At the United Nations, Secretary-General Antonio Guterres sounded the alarm once again on the dangers of a possible showdown between atomic powers -- a prospect "once unthinkable" but "now back within the realm of possibility."

And he warned the war already risked triggering a "meltdown of the global food system" -- with both Ukraine and Russia vital suppliers of wheat to dozens of the world's least developed countries.

During its video conference talks with Russian representatives, Ukraine said it was demanding "peace, an immediate ceasefire and the withdrawal of Russian troops."

Kremlin spokesman Dmitry Peskov told reporters Putin had ordered his forces "to hold back on any immediate assault on large cities because the civilian losses would be large".

However he said Russia's defense ministry "does not rule out the possibility of putting large cities, which are already almost fully encircled, under its full control."
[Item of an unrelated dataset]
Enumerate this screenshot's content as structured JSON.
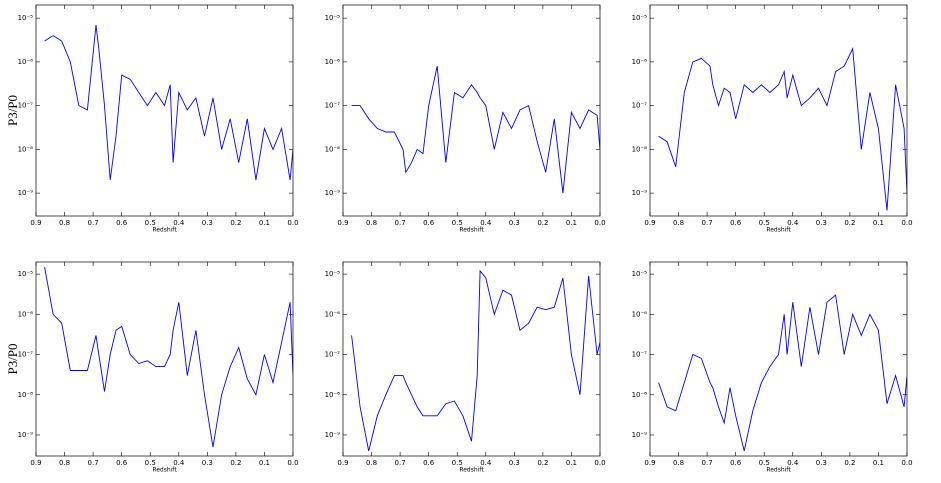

Russia's forces had earlier focused on eastern and southern areas of Ukraine -- home to more ethnic Russians -- but in recent days have moved to the country's center.

But Russian troops have kept up their siege of southern Mariupol, where officials said nearly 2,200 people have been killed.

In a glimmer of hope for residents of the besieged port city, more than 160 civilian cars were able to leave along a humanitarian evacuation route Monday after several failed attempts.

In Kyiv only roads to the south remain open, according to the Ukrainian presidency. City authorities have set up checkpoints, and residents are stockpiling food and medicine.

The northwestern suburb of Bucha is held by Russian forces, along with parts of Irpin, Ukrainian soldiers told AFP, although the Russians are encountering resistance east and west of the capital according to AFP journalists on the scene.

'World War III'

Ukraine's leader Zelensky on Monday renewed his call for NATO to impose a no-fly zone over his country -- a day after at least 35 people were killed in Russian air strikes near the border with NATO member Poland.

"If you do not close our sky, it is only a matter of time before Russian missiles fall on your territory, on NATO territory, on the homes of NATO citizens," Zelensky warned in a video address.

President Joe Biden and America's NATO allies so far have consistently refused, arguing that any attempt to establish a no-fly zone would place them in direct conflict with nuclear-armed Russia.

Instead, Washington and its EU allies have poured funds and military aid into Ukraine and imposed unprecedented economic sanctions on Russia.

In Biden's words: NATO fighting Russia "is World War III."